Anonymous
Post 09/23/2025 12:32     Subject: Financing home purchase in retirement

Thanks for posting, OP. This discussion has been very informative. DH and I are in our mid 40s with similar aspirations of rebuilding on our lot or a massive gut reno at some point (who knows when or if we can even swing it). This post really has us thinking about which direction we should go in and when.

As a person who is actively managing our investments, your retirement portfolio built entirely on index funds is incredibly impressive. I was just thinking that we will need to start moving a small portion of our funds into bonds soon before the last of the interest rate cuts, but hell I am changing that strategy to index funds for the most part! Thanks again and keep living your best life, don’t be bothered with any hate!
Anonymous
Post 09/21/2025 12:55     Subject: Financing home purchase in retirement

Anonymous wrote:
Anonymous wrote:I've stopped maxing my 401K in my 40s for exactly this issue. My money is going elsewhere.

That said, you should get a mortgage, and you will have no trouble getting one with your asset position, on top of other retirement benefits.

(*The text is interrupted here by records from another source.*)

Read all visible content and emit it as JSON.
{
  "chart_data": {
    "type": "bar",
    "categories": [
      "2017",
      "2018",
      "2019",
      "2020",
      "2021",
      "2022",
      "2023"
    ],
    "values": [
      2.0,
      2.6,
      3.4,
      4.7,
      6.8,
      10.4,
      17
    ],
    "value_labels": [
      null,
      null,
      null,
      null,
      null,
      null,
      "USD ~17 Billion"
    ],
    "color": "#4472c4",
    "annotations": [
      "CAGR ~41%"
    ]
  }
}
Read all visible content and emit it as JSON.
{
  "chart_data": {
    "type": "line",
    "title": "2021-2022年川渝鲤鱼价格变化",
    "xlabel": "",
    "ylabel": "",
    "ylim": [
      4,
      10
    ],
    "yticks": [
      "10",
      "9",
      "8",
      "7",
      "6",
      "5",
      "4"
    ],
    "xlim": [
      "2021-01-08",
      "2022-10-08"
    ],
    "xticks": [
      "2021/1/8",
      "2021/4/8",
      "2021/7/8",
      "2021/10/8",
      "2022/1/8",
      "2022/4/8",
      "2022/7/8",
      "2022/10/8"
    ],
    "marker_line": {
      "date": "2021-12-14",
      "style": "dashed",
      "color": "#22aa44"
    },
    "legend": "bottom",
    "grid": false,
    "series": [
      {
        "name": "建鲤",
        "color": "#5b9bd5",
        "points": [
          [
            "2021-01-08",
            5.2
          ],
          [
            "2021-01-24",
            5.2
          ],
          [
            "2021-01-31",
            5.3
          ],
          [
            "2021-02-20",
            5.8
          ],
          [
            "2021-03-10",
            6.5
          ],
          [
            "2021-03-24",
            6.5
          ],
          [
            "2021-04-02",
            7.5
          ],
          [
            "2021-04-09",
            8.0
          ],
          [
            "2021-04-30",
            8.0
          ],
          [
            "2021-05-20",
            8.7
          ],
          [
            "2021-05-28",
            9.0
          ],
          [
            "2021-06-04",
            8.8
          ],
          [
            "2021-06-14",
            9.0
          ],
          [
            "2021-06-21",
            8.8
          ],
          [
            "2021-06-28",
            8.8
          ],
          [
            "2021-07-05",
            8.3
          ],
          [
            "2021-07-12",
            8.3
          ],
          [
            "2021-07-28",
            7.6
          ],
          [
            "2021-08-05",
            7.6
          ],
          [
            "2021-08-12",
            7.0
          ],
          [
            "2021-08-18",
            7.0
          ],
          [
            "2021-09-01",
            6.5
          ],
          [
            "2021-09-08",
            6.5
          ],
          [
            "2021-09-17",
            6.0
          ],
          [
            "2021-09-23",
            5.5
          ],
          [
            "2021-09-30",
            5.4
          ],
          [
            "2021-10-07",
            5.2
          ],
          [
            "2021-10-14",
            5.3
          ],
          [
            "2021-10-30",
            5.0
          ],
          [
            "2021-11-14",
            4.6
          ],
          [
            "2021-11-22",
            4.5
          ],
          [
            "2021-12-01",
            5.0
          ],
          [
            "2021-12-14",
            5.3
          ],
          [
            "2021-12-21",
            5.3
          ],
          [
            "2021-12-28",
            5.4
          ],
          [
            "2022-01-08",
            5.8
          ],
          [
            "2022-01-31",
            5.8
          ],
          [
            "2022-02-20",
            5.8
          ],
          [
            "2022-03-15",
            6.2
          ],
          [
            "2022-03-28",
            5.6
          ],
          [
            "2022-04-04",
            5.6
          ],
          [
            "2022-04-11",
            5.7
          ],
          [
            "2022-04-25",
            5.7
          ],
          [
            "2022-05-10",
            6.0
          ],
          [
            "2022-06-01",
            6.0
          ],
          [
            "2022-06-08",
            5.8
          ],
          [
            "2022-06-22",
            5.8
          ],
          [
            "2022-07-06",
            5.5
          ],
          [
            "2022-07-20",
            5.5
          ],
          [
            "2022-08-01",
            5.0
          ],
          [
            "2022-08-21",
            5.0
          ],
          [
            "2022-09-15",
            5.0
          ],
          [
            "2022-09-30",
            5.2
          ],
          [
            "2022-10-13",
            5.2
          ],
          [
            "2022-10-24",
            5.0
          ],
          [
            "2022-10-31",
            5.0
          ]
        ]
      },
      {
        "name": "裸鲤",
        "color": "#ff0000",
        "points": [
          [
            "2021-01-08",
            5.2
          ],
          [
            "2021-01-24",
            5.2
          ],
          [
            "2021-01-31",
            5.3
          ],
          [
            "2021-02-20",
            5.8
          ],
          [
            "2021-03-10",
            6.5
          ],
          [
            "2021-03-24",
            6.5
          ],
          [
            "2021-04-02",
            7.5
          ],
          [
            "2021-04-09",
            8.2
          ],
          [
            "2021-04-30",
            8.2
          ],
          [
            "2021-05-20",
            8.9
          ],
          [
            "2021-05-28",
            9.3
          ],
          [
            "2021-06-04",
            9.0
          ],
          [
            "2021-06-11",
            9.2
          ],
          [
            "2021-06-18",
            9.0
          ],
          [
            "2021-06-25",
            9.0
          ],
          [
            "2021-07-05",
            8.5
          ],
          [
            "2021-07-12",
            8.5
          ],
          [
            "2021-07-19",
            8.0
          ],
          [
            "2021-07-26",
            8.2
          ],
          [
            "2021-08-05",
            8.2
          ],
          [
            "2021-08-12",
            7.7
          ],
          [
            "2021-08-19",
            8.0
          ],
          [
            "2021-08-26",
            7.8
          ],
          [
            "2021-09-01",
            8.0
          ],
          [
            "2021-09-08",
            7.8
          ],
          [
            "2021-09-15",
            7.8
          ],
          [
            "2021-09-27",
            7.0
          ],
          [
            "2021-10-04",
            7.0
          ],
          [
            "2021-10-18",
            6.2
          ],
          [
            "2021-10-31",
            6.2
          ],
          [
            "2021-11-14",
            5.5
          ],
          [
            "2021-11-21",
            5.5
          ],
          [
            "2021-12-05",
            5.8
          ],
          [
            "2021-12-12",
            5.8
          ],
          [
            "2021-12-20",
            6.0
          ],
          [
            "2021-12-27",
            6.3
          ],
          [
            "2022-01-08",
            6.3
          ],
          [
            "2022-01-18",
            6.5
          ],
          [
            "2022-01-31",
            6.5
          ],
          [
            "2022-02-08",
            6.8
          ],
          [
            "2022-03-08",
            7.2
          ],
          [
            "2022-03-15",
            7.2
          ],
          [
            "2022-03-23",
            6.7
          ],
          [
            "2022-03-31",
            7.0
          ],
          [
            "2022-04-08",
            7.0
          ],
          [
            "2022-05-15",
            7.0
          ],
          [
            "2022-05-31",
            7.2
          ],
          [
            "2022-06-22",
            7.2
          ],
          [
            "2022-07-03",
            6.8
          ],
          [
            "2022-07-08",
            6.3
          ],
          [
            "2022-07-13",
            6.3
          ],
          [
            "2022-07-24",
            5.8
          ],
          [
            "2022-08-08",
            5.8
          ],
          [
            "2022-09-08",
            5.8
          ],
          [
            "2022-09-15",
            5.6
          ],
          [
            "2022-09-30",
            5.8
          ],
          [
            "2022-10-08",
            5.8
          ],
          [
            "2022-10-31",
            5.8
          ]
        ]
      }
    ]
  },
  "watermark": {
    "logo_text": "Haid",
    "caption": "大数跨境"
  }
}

OP here. What tax bracket are you in though? We are in the 37% bracket usually plus high state income tax. We have been for probably 15 years. We also plan to start Roth conversations filling the 24% tax bracket as soon as we retire. We plan to wait to 70 for SS.

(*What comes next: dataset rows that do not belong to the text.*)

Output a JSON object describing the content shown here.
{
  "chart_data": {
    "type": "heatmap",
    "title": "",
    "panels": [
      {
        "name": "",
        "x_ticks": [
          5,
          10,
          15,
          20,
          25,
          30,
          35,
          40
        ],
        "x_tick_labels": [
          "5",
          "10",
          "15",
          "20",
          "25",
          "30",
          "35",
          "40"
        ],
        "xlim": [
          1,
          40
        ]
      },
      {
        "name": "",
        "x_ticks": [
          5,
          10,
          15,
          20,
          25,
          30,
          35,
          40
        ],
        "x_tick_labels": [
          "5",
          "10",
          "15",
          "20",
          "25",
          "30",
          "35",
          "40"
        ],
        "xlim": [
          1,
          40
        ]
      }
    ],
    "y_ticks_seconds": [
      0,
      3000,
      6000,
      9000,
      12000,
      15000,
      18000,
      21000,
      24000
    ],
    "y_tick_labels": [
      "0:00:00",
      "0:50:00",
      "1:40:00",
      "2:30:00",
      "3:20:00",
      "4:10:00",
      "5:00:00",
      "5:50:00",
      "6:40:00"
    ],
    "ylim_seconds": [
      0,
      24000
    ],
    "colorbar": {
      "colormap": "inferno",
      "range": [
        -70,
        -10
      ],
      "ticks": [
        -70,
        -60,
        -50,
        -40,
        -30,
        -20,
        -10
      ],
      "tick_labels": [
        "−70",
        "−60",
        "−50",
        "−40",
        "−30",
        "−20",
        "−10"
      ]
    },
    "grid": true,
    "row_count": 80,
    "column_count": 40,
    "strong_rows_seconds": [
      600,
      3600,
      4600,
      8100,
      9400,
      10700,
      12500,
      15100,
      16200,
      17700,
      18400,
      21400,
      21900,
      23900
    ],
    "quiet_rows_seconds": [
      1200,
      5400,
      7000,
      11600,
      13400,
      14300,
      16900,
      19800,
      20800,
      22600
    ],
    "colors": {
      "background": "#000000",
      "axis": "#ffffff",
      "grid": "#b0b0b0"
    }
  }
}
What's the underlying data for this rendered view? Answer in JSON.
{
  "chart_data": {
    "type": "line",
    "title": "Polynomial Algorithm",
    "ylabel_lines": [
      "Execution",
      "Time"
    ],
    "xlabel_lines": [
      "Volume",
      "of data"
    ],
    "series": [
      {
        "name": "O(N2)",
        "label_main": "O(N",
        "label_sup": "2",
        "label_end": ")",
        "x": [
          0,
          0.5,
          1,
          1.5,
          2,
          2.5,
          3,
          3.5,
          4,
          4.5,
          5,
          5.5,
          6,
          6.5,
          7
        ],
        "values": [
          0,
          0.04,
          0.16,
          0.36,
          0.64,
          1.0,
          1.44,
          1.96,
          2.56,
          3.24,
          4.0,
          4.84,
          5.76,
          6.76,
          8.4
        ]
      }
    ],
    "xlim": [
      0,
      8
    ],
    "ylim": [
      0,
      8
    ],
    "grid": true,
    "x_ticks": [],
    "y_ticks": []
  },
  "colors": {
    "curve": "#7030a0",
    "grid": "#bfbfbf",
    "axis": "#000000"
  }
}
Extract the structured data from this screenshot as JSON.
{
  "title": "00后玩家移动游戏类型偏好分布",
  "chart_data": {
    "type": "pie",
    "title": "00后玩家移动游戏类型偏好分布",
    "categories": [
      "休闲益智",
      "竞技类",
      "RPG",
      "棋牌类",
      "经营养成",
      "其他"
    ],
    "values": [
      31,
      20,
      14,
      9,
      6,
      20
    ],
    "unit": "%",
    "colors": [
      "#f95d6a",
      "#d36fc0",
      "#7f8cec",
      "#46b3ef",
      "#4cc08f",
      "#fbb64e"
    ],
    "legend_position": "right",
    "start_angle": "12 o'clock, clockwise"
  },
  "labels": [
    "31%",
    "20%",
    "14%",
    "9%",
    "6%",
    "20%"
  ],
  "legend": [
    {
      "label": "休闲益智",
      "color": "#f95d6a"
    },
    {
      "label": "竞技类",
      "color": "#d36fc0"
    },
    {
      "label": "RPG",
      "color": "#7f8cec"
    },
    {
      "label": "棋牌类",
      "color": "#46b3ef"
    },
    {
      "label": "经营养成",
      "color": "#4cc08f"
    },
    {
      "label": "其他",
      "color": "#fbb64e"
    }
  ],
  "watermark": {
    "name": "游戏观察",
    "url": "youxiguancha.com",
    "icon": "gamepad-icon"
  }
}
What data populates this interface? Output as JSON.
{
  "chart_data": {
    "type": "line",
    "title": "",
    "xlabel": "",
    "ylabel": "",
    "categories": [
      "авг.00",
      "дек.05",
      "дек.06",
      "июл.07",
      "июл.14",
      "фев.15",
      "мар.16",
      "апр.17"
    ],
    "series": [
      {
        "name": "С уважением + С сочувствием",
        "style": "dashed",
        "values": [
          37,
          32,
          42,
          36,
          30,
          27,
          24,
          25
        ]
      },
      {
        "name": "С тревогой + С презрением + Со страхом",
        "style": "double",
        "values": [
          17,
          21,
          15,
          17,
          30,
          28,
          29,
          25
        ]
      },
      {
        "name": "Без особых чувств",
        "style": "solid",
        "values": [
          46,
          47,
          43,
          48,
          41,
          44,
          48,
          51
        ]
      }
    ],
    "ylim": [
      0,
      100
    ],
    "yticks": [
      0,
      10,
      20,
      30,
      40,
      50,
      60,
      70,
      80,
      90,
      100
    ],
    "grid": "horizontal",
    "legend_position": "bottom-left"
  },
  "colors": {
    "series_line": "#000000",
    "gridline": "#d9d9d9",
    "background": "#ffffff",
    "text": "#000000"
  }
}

I think about stopping the 401k contributions above match now. At least I would be paying that taxes now. But honestly I don’t think it moves the needle much given that the returns in our 401ks have been far exceeding any annual contributions.


I don't mean to be rude, but if you've been at 37% for 15 years then you have a spending/saving problem that will eat you alive in retirement if you don't make some serious changes. At that income level your savings should be WAY more. Your taxable accounts should be WAY higher. You've been taking home AT LEAST $400k/yr for @15 years. Even maxing out pretax withholding you're at $300k take home. Your spending is very high. If you don't make some changes that savings won't last long.